= Benoît Verdickt =

Canadian organist (1884–1970)

Benoît Verdickt (27 September 1884 – 28 April 1970) was a Canadian organist, choirmaster, composer, and music educator of Belgian birth. His compositional output consists mainly of sacred music, some of which he self-published. His most notable works are his Cantique de mariage for soloist and two-part choir (1918) and his Missa pro defunctis for three-part choir and organ (1941).

==Early life==
Born in Steenhuffel, Londerzeel, Verdickt studied in Mechelen, first at the Interdiocesan School of Sacred Music, and then at the Mechelen Conservatory where he ultimately graduated with his diploma.

==Career==
In 1906 Verdickt immigrated to Canada to assume a church organist post in Victoriaville, Quebec. He remained there until 1912 when he became an organist/choirmaster at a church in Rochester, New York in the United States. After just one year there, he returned to Canada in 1913 to assume a similar role at Sts-Anges Church in Lachine, Quebec near Montreal. He remained there until his retirement in 1963.

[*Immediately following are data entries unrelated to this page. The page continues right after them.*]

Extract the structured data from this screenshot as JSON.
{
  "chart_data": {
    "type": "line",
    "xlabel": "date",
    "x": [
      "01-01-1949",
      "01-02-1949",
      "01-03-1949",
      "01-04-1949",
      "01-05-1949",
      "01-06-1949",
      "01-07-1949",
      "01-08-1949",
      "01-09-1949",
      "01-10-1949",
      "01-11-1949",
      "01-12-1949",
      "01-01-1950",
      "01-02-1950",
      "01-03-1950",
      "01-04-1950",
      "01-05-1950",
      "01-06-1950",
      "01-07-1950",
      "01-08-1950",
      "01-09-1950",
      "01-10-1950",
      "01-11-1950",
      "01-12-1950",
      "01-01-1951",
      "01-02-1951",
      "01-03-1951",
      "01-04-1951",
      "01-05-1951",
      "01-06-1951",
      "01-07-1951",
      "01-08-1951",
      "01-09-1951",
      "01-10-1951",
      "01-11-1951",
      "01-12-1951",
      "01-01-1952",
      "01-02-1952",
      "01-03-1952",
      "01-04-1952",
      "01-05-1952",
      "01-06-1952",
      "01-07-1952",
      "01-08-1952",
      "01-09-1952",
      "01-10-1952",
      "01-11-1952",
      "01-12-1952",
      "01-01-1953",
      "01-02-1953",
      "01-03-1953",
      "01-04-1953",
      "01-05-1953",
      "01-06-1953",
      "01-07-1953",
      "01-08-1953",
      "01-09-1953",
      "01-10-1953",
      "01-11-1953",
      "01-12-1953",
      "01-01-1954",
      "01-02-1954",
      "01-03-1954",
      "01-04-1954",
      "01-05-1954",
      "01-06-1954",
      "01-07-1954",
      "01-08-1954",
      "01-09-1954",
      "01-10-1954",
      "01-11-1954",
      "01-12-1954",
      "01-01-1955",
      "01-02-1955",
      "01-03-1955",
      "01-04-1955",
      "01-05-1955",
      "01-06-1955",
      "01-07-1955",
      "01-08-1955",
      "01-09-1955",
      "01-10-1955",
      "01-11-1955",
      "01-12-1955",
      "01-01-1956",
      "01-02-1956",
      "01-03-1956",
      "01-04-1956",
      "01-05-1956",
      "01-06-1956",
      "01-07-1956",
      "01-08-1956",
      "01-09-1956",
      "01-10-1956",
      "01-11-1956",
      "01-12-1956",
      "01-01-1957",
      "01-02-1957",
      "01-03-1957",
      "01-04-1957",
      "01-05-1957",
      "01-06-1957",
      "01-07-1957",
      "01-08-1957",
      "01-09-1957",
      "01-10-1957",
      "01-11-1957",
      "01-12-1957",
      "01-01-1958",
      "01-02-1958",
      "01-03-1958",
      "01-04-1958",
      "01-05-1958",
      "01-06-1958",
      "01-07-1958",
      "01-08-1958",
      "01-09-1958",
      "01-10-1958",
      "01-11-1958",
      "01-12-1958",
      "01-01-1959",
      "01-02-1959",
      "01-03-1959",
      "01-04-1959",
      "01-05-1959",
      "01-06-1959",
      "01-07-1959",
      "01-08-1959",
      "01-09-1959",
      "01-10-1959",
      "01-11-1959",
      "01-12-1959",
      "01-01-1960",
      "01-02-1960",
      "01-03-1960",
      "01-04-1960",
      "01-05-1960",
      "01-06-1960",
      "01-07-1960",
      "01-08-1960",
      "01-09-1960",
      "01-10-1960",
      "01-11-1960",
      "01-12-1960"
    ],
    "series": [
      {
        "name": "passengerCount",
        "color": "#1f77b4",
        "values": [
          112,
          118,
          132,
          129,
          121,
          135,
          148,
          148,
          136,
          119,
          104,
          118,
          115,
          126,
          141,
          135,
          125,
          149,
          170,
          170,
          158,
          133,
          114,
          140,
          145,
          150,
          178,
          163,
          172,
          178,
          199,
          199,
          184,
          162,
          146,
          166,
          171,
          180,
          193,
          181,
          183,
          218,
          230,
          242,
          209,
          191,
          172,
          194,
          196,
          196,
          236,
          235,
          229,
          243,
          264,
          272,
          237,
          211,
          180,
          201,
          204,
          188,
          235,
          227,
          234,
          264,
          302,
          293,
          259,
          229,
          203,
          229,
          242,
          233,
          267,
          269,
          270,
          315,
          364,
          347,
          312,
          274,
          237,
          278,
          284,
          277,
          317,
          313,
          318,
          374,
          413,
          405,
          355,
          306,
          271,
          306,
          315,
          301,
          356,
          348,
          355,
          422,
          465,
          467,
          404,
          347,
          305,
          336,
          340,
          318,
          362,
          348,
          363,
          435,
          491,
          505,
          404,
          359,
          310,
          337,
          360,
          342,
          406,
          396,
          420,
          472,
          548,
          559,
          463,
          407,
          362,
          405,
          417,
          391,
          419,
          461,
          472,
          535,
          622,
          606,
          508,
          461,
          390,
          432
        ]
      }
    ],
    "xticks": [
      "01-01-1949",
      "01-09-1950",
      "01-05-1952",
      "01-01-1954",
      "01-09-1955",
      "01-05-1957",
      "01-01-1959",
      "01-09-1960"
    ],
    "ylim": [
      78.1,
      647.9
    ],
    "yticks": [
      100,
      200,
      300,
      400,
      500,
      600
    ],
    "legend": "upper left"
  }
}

Verdickt was active as a music teacher while living in Lachine. He taught on the music faculty of the Conservatoire national de musique, taught solfège for the Quebec government, and served as the Lachine school board's director of music education. He also had a number of private students. Among his notable pupils was Gustave Robitaille. He also conducted Lachine's local concert band and organized concerts in the town. At the time of his death in Saint-Laurent, Quebec in 1970 the newspaper Messager de Lachine stated, "There are many among us who owe their taste and musical training to him. For that reason he will always remain a prominent figure in the history of Lachine". The Lachine Museum named one of their pavilions in his honor. A gallery in the Musée de Lachine is named for him.